3. Origin of 'Impairment-Disability-Handicap'
The triad 'Impairment-Disability-Handicap' is often assumed to originate with the WHO in the 1970s. In fact, it dates back to the 1950s. See: Maya Riviere. Rehabilitation Codes. Classification of Impairment of Visual Function. Final Report 1968. (Publisher and date unclear; probably published in 1970). The demand for new terminology arose through dissatisfaction among rehabilitation professionals in the 1950s. They found that the existing terminology told them something about the biomedical condition of patients' eyesight, but said nothing about the person whose eyesight had been measured. It was useless to the "non-clinical personnel responsible for social and vocational training, in terms of the implications for the person's everyday life" (p. ii).
Studies reported by Riviere originated in the early 1950s with subcommittees of the US National Committee on Vital and Health Statistics. In the 1950s, the USA had no standardised procedures or classification for professional measurement of sight or visual deficits. In 1957, Riviere and colleagues began developing "a classification for impairment of visual function differentiated from defects of vision" (p. 1). This arose because several hundred rehabilitation agency personnel having only diagnostic or employment details about the "rehabilitant", complained that they were "unable to evaluate his unimpaired assets, his education and past experience, and his potential for a future independent life. The attitudes of his family, friends, and community acquaintances were known to be critical factors in building or tearing down his morale and motivation." (p.1) Staff also complained about professional jargons causing confusion between workers from different disciplines, and problems of measuring progress in rehabilitating the rehabilitant, as they aimed to "help establish him in a satisfying independent daily life". (At this date, 'Him' was supposed to be understood to include 'Her', a convention later overturned by feminist action).
Early in 1958 one subcommittee made an adverse review of the 1955 Surgeon General's Impairment Code draft listing "injury and disease entities" etc, which "reflected current practices of identifying 'the problem' and labeling the person who might have it" (p.3), tending to "produce a stereotype of 'the blind' as a group of identical people... This negation of human variability and individuality could form no basis for a rehabilitation program" (p.4). The subcommittee that had drafted the 1955 code then let it go to oblivion. That work was taken over by Riviere's Rehabilitation Codes Advisory Committee.

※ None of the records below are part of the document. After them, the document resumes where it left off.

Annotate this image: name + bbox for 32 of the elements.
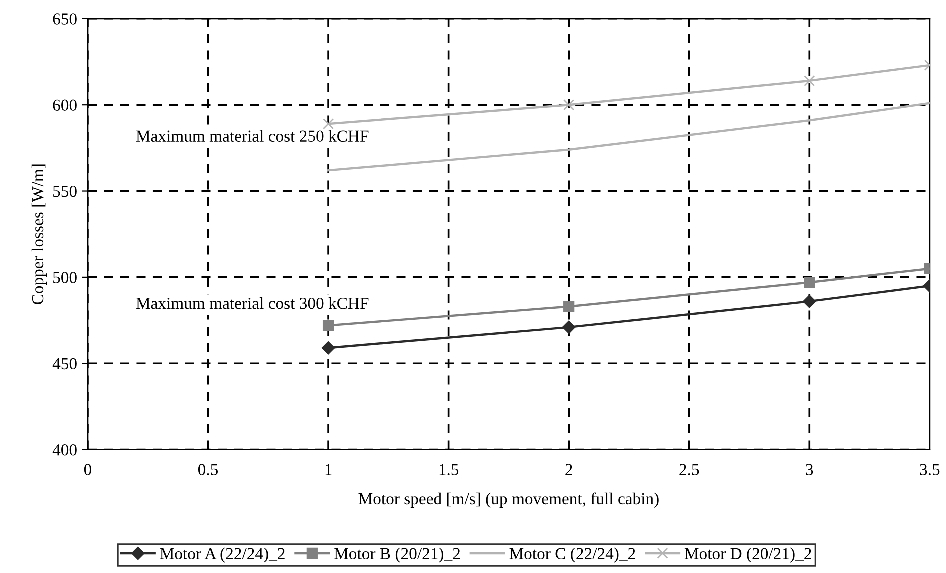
point xyxy=(322,342,336,355)
point xyxy=(322,320,334,332)
legend-label: Motor B (20/21)_2 xyxy=(334,548,460,563)
x-tick-label: 2.5 xyxy=(680,464,700,476)
point xyxy=(564,301,575,312)
line-series xyxy=(327,102,930,172)
x-axis-title: Motor speed [m/s] (up movement, full cabin) xyxy=(358,492,659,508)
point xyxy=(803,294,816,308)
point xyxy=(322,118,334,130)
annotation: Maximum material cost 300 kCHF xyxy=(136,297,369,310)
x-tick-label: 3.5 xyxy=(920,464,940,476)
legend-label: Motor D (20/21)_2 xyxy=(684,548,812,563)
x-tick-label: 1 xyxy=(326,464,332,476)
point xyxy=(804,75,816,87)
x-tick-label: 3 xyxy=(806,464,814,476)
y-axis-title: Copper losses [W/m] xyxy=(32,164,48,304)
x-tick-label: 2 xyxy=(566,464,572,476)
y-tick-label: 650 xyxy=(53,14,77,25)
y-tick-label: 450 xyxy=(52,358,77,370)
y-tick-label: 500 xyxy=(54,272,77,284)
x-tick-label: 0 xyxy=(84,464,92,476)
legend-label: Motor C (22/24)_2 xyxy=(510,548,636,563)
y-tick-label: 600 xyxy=(53,100,77,112)
x-tick-label: 0.5 xyxy=(198,464,218,476)
legend-label: Motor A (22/24)_2 xyxy=(160,548,285,563)
point xyxy=(564,100,575,111)
annotation: Maximum material cost 250 kCHF xyxy=(136,130,369,142)
x-tick-label: 1.5 xyxy=(440,464,459,476)
point xyxy=(804,277,816,288)
point xyxy=(562,320,576,334)
y-tick-label: 400 xyxy=(52,444,77,456)
y-tick-label: 550 xyxy=(54,186,77,198)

However, "By that date... [i.e. early 1958] the Rehabilitation Codes Advisory Committee had already established terms of reference for their work, defining "rehabilitation," "impairment," "disability," and "handicap."" (p.8) The 1955 draft code cited above was "just the kind of labeling which the project intended to jettison, in desiring to re-orient professional attitudes and services towards individualized evaluation of the person as a human being, rather than the possessor of some detrimental condition."

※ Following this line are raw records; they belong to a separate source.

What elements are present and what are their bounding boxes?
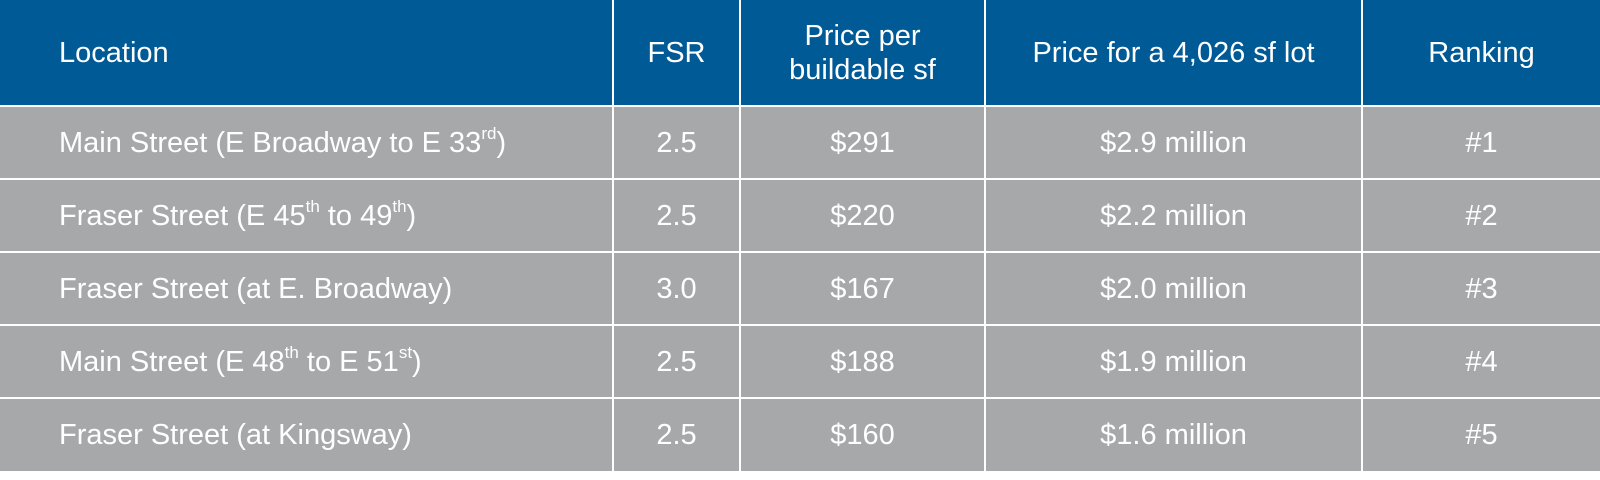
table-row: Main Street (E 48th to E 51st) 2.5 $188 …	[0, 324, 1600, 399]
location-cell: Main Street (E Broadway to E 33rd)	[0, 105, 614, 180]
header-ranking-label: Ranking	[1428, 36, 1535, 69]
location-text-end: )	[406, 199, 417, 232]
table-row: Main Street (E Broadway to E 33rd) 2.5 $…	[0, 105, 1600, 180]
ordinal-suffix: st	[398, 342, 413, 362]
header-fsr: FSR	[612, 0, 741, 107]
ranking-cell: #4	[1361, 324, 1600, 399]
header-price-per-sf-line2: buildable sf	[789, 53, 936, 86]
header-location-label: Location	[59, 36, 169, 69]
table-body: Main Street (E Broadway to E 33rd) 2.5 $…	[0, 105, 1600, 471]
fsr-cell: 2.5	[612, 178, 741, 253]
lot-price-cell: $1.9 million	[984, 324, 1363, 399]
lot-price-cell: $2.9 million	[984, 105, 1363, 180]
location-text-end: )	[412, 345, 422, 378]
location-text: Fraser Street (at Kingsway)	[59, 419, 412, 451]
fsr-cell: 2.5	[612, 105, 741, 180]
lot-price-cell: $2.2 million	[984, 178, 1363, 253]
price-per-sf-cell: $188	[739, 324, 986, 399]
lot-price-cell: $2.0 million	[984, 251, 1363, 326]
table-row: Fraser Street (at E. Broadway) 3.0 $167 …	[0, 251, 1600, 326]
header-price-per-sf: Price per buildable sf	[739, 0, 986, 107]
price-per-sf-cell: $220	[739, 178, 986, 253]
lot-price-cell: $1.6 million	[984, 397, 1363, 471]
table-header: Location FSR Price per buildable sf Pric…	[0, 0, 1600, 107]
location-text-middle: to 49	[319, 199, 393, 232]
ordinal-suffix: th	[305, 196, 320, 216]
fsr-cell: 2.5	[612, 324, 741, 399]
location-text: Fraser Street (E 45	[59, 199, 306, 232]
fsr-cell: 3.0	[612, 251, 741, 326]
location-text: Main Street (E 48	[59, 345, 285, 378]
header-fsr-label: FSR	[647, 36, 706, 69]
location-text: Main Street (E Broadway to E 33	[59, 126, 482, 159]
table-row: Fraser Street (at Kingsway) 2.5 $160 $1.…	[0, 397, 1600, 471]
ranking-cell: #1	[1361, 105, 1600, 180]
location-cell: Main Street (E 48th to E 51st)	[0, 324, 614, 399]
location-text: Fraser Street (at E. Broadway)	[59, 272, 453, 305]
price-per-sf-cell: $291	[739, 105, 986, 180]
location-cell: Fraser Street (at Kingsway)	[0, 397, 614, 471]
header-location: Location	[0, 0, 614, 107]
ranking-cell: #3	[1361, 251, 1600, 326]
header-price-per-sf-line1: Price per	[804, 19, 921, 52]
price-per-sf-cell: $167	[739, 251, 986, 326]
table-row: Fraser Street (E 45th to 49th) 2.5 $220 …	[0, 178, 1600, 253]
ranking-cell: #2	[1361, 178, 1600, 253]
ordinal-suffix: th	[284, 342, 299, 362]
location-text-end: )	[496, 126, 507, 159]
header-row: Location FSR Price per buildable sf Pric…	[0, 0, 1600, 107]
location-cell: Fraser Street (at E. Broadway)	[0, 251, 614, 326]
ordinal-suffix: rd	[481, 123, 497, 143]
location-cell: Fraser Street (E 45th to 49th)	[0, 178, 614, 253]
ranking-cell: #5	[1361, 397, 1600, 471]
header-lot-price: Price for a 4,026 sf lot	[984, 0, 1363, 107]
header-ranking: Ranking	[1361, 0, 1600, 107]
fsr-cell: 2.5	[612, 397, 741, 471]
ordinal-suffix: th	[392, 196, 407, 216]
price-per-sf-cell: $160	[739, 397, 986, 471]
location-text-middle: to E 51	[298, 345, 399, 378]
header-lot-price-label: Price for a 4,026 sf lot	[1032, 36, 1315, 69]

'Impairment-Disability-Handicap' has had a long life of 40 years, and is still being adopted by people meeting it for the first time in 1998. Criticism has grown over the past 20 years, and some efforts have been made to introduce the diad 'Impairment-Disability'. New efforts are now under way to launch 'Impairments-Activities-Participation', in an attempt perhaps to 'accentuate the positive'. However, it has been pointed out that "impairment is still the building stone" and the new terms are "intended to be used in a primarily medical context." (A. Vreede, 1998, 'Some thoughts on definitions and a methodology of research regarding disability.' Working document for the Expert Meeting Local concepts and beliefs regarding disability in different cultures, May 1998, Bonn.)